Voilà ce qu’était le début de sport à la télévision. Une entrée fracassante avec la diffusion en direct des Jeux de Berlin de 1936 perçue à cette époque comme une véritable prouesse. Une mise en route bien plus poussive en France puisque l’on devra patienter jusqu’en 1948 pour assister au premier direct dédié à un événement sportif, en l’occurrence l’arrivée du Tour de France au vélodrome du Parc des Princes. Et même là, cette petite révolution dans le monde du sport et de la télévision resta bien longtemps au stade de simple prouesse tant la diffusion d’événements sportifs sur le petit écran peina à se démocratiser. 

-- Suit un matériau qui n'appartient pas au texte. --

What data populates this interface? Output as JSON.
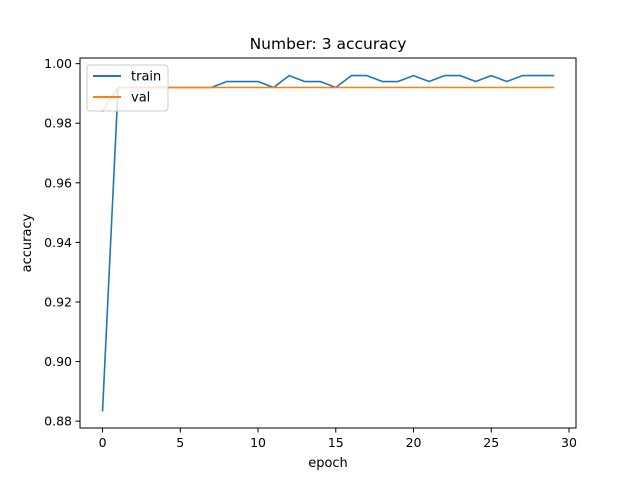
{
  "chart_data": {
    "type": "line",
    "title": "Number: 3 accuracy",
    "xlabel": "epoch",
    "ylabel": "accuracy",
    "xlim": [
      -1.45,
      30.45
    ],
    "ylim": [
      0.8777,
      1.0019
    ],
    "xticks": [
      0,
      5,
      10,
      15,
      20,
      25,
      30
    ],
    "yticks": [
      0.88,
      0.9,
      0.92,
      0.94,
      0.96,
      0.98,
      1.0
    ],
    "ytick_labels": [
      "0.88",
      "0.90",
      "0.92",
      "0.94",
      "0.96",
      "0.98",
      "1.00"
    ],
    "grid": false,
    "legend_position": "upper-left",
    "x": [
      0,
      1,
      2,
      3,
      4,
      5,
      6,
      7,
      8,
      9,
      10,
      11,
      12,
      13,
      14,
      15,
      16,
      17,
      18,
      19,
      20,
      21,
      22,
      23,
      24,
      25,
      26,
      27,
      28,
      29
    ],
    "series": [
      {
        "name": "train",
        "color": "#1f77b4",
        "values": [
          0.8835,
          0.992,
          0.992,
          0.992,
          0.992,
          0.992,
          0.992,
          0.992,
          0.994,
          0.994,
          0.994,
          0.992,
          0.996,
          0.994,
          0.994,
          0.992,
          0.996,
          0.996,
          0.994,
          0.994,
          0.996,
          0.994,
          0.996,
          0.996,
          0.994,
          0.996,
          0.994,
          0.996,
          0.996,
          0.996
        ]
      },
      {
        "name": "val",
        "color": "#ff7f0e",
        "values": [
          0.984,
          0.992,
          0.992,
          0.992,
          0.992,
          0.992,
          0.992,
          0.992,
          0.992,
          0.992,
          0.992,
          0.992,
          0.992,
          0.992,
          0.992,
          0.992,
          0.992,
          0.992,
          0.992,
          0.992,
          0.992,
          0.992,
          0.992,
          0.992,
          0.992,
          0.992,
          0.992,
          0.992,
          0.992,
          0.992
        ]
      }
    ]
  }
}
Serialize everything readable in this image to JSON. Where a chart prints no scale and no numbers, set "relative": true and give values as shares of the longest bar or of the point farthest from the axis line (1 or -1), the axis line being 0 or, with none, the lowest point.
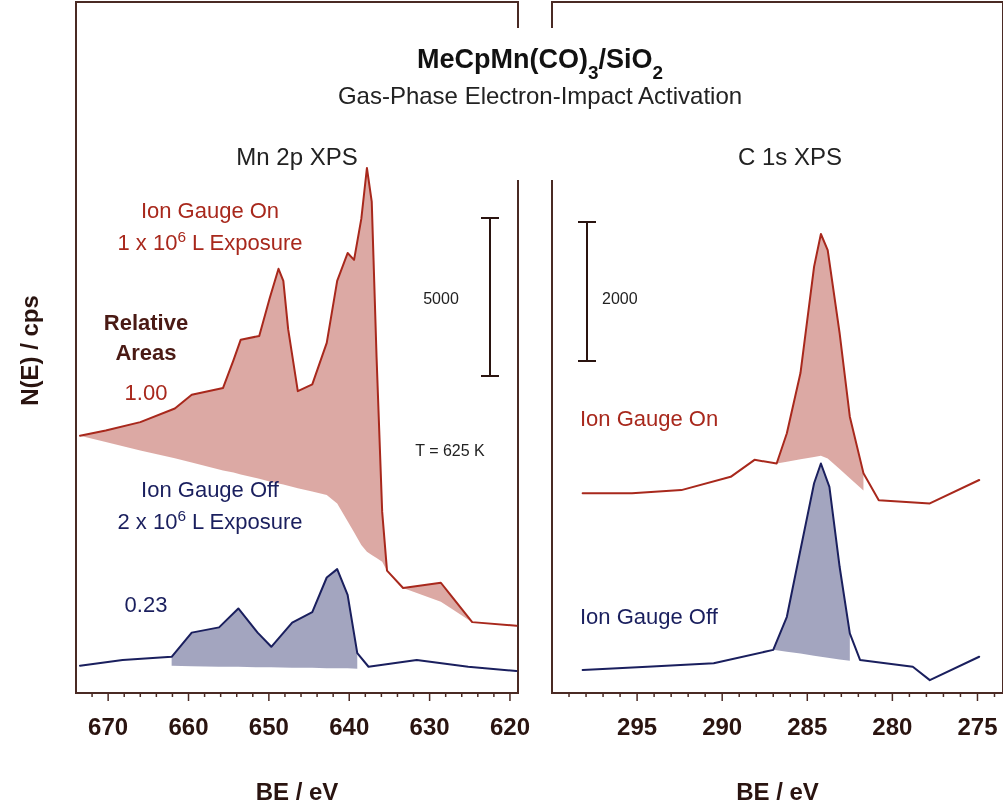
{
  "chart_data": [
    {
      "type": "line",
      "title": "MeCpMn(CO)$_{3}$/SiO$_{2}$",
      "subtitle": "Gas-Phase Electron-Impact Activation",
      "xlabel": "BE / eV",
      "ylabel": "N(E) / cps",
      "relative": true,
      "tick_labels": "x",
      "annotations": [
        "Mn 2p XPS",
        "Relative Areas",
        "1.00",
        "0.23",
        "T = 625 K",
        "5000"
      ],
      "xlim": [
        674,
        619
      ],
      "xticks": [
        {
          "value": 672,
          "label": null
        },
        670,
        {
          "value": 668,
          "label": null
        },
        {
          "value": 666,
          "label": null
        },
        {
          "value": 664,
          "label": null
        },
        {
          "value": 662,
          "label": null
        },
        660,
        {
          "value": 658,
          "label": null
        },
        {
          "value": 656,
          "label": null
        },
        {
          "value": 654,
          "label": null
        },
        {
          "value": 652,
          "label": null
        },
        650,
        {
          "value": 648,
          "label": null
        },
        {
          "value": 646,
          "label": null
        },
        {
          "value": 644,
          "label": null
        },
        {
          "value": 642,
          "label": null
        },
        640,
        {
          "value": 638,
          "label": null
        },
        {
          "value": 636,
          "label": null
        },
        {
          "value": 634,
          "label": null
        },
        {
          "value": 632,
          "label": null
        },
        630,
        {
          "value": 628,
          "label": null
        },
        {
          "value": 626,
          "label": null
        },
        {
          "value": 624,
          "label": null
        },
        {
          "value": 622,
          "label": null
        },
        620
      ],
      "series": [
        {
          "name": "Ion Gauge On\n1 x 10$^{6}$ L Exposure",
          "color": "#a8281c",
          "x": [
            673.5,
            670.3,
            666.0,
            661.7,
            659.6,
            655.7,
            654.4,
            653.5,
            651.2,
            649.9,
            648.8,
            648.2,
            647.6,
            646.4,
            644.6,
            642.8,
            641.5,
            640.2,
            639.4,
            638.5,
            637.8,
            637.2,
            636.6,
            635.9,
            635.3,
            633.3,
            628.6,
            627.4,
            624.7,
            619.2
          ],
          "values": [
            0.49,
            0.5,
            0.516,
            0.542,
            0.568,
            0.581,
            0.634,
            0.673,
            0.68,
            0.752,
            0.808,
            0.785,
            0.693,
            0.575,
            0.588,
            0.667,
            0.785,
            0.838,
            0.825,
            0.903,
            1.0,
            0.936,
            0.64,
            0.345,
            0.233,
            0.2,
            0.21,
            0.187,
            0.135,
            0.128
          ],
          "lower": [
            0.49,
            0.478,
            0.462,
            0.447,
            0.439,
            0.424,
            0.42,
            0.416,
            0.408,
            0.403,
            0.399,
            0.397,
            0.395,
            0.39,
            0.384,
            0.377,
            0.361,
            0.327,
            0.306,
            0.282,
            0.269,
            0.263,
            0.257,
            0.25,
            0.233,
            0.2,
            0.174,
            0.162,
            0.135,
            null
          ],
          "upper": [
            0.49,
            0.5,
            0.516,
            0.542,
            0.568,
            0.581,
            0.634,
            0.673,
            0.68,
            0.752,
            0.808,
            0.785,
            0.693,
            0.575,
            0.588,
            0.667,
            0.785,
            0.838,
            0.825,
            0.903,
            1.0,
            0.936,
            0.64,
            0.345,
            0.233,
            0.2,
            0.21,
            0.187,
            0.135,
            null
          ]
        },
        {
          "name": "Ion Gauge Off\n2 x 10$^{6}$ L Exposure",
          "color": "#1a1f5e",
          "x": [
            673.5,
            668.2,
            662.1,
            659.6,
            656.2,
            653.8,
            651.4,
            649.7,
            647.1,
            644.6,
            642.8,
            641.5,
            640.2,
            639.0,
            637.6,
            631.6,
            625.2,
            619.2
          ],
          "values": [
            0.052,
            0.063,
            0.069,
            0.115,
            0.125,
            0.161,
            0.115,
            0.088,
            0.134,
            0.154,
            0.22,
            0.236,
            0.187,
            0.076,
            0.05,
            0.063,
            0.05,
            0.042
          ],
          "lower": [
            null,
            null,
            0.052,
            0.051,
            0.05,
            0.05,
            0.049,
            0.049,
            0.048,
            0.048,
            0.047,
            0.047,
            0.047,
            0.046,
            null,
            null,
            null,
            null
          ],
          "upper": [
            null,
            null,
            0.069,
            0.115,
            0.125,
            0.161,
            0.115,
            0.088,
            0.134,
            0.154,
            0.22,
            0.236,
            0.187,
            0.076,
            null,
            null,
            null,
            null
          ]
        }
      ]
    },
    {
      "type": "line",
      "xlabel": "BE / eV",
      "relative": true,
      "tick_labels": "x",
      "annotations": [
        "C 1s XPS",
        "2000"
      ],
      "xlim": [
        300,
        273.5
      ],
      "xticks": [
        {
          "value": 299,
          "label": null
        },
        {
          "value": 298,
          "label": null
        },
        {
          "value": 297,
          "label": null
        },
        {
          "value": 296,
          "label": null
        },
        295,
        {
          "value": 294,
          "label": null
        },
        {
          "value": 293,
          "label": null
        },
        {
          "value": 292,
          "label": null
        },
        {
          "value": 291,
          "label": null
        },
        290,
        {
          "value": 289,
          "label": null
        },
        {
          "value": 288,
          "label": null
        },
        {
          "value": 287,
          "label": null
        },
        {
          "value": 286,
          "label": null
        },
        285,
        {
          "value": 284,
          "label": null
        },
        {
          "value": 283,
          "label": null
        },
        {
          "value": 282,
          "label": null
        },
        {
          "value": 281,
          "label": null
        },
        280,
        {
          "value": 279,
          "label": null
        },
        {
          "value": 278,
          "label": null
        },
        {
          "value": 277,
          "label": null
        },
        {
          "value": 276,
          "label": null
        },
        275,
        {
          "value": 274,
          "label": null
        }
      ],
      "series": [
        {
          "name": "Ion Gauge On",
          "color": "#a8281c",
          "x": [
            298.2,
            295.3,
            292.4,
            289.5,
            288.1,
            286.8,
            286.2,
            285.4,
            284.6,
            284.2,
            283.8,
            283.1,
            282.5,
            281.7,
            280.8,
            277.8,
            274.9
          ],
          "values": [
            0.435,
            0.435,
            0.442,
            0.471,
            0.508,
            0.5,
            0.566,
            0.697,
            0.929,
            1.0,
            0.965,
            0.784,
            0.602,
            0.479,
            0.42,
            0.413,
            0.464
          ],
          "lower": [
            null,
            null,
            null,
            null,
            null,
            0.5,
            0.504,
            0.509,
            0.514,
            0.517,
            0.511,
            0.488,
            0.468,
            0.441,
            null,
            null,
            null
          ],
          "upper": [
            null,
            null,
            null,
            null,
            null,
            0.5,
            0.566,
            0.697,
            0.929,
            1.0,
            0.965,
            0.784,
            0.602,
            0.479,
            null,
            null,
            null
          ]
        },
        {
          "name": "Ion Gauge Off",
          "color": "#1a1f5e",
          "x": [
            298.2,
            294.4,
            290.5,
            287.0,
            286.2,
            285.4,
            284.6,
            284.2,
            283.7,
            283.1,
            282.5,
            281.9,
            278.8,
            277.8,
            274.9
          ],
          "values": [
            0.05,
            0.057,
            0.065,
            0.094,
            0.166,
            0.312,
            0.457,
            0.5,
            0.449,
            0.275,
            0.13,
            0.072,
            0.057,
            0.028,
            0.079
          ],
          "lower": [
            null,
            null,
            null,
            0.094,
            0.09,
            0.086,
            0.081,
            0.079,
            0.076,
            0.073,
            0.07,
            null,
            null,
            null,
            null
          ],
          "upper": [
            null,
            null,
            null,
            0.094,
            0.166,
            0.312,
            0.457,
            0.5,
            0.449,
            0.275,
            0.13,
            null,
            null,
            null,
            null
          ]
        }
      ]
    }
  ]
}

Oui, malgré un bel engouement, les difficultés techniques couplées aux conflits financiers avec les instances du sport ne favorisèrent en rien la démultiplication des retransmissions télévisuelles. Au sein de l’hexagone, il fallut attendre la fin des années 1950 pour assister à un véritable élargissement de l’offre sportive avec l’arrivée progressive du rugby, du tennis et du sport automobile en complément du cyclisme et du football. 

Depuis, le sport à la télévision s’est plus que développé. Comme en témoigne les nombreuses chaines sportives créées chaque années (avec plus ou moins de réussite…) et l’inflation constante des droits TV, le sport est devenu un secteur très attractif du paysage audiovisuel français. L’offre se diversifie, de nouvelles compétitions sportives font sans cesse leur entrée dans les programmes, tandis que les matchs de l’Équipe de France continuent à afficher en temps de Coupe du Monde des audiences records. Un secteur qui se porte très bien.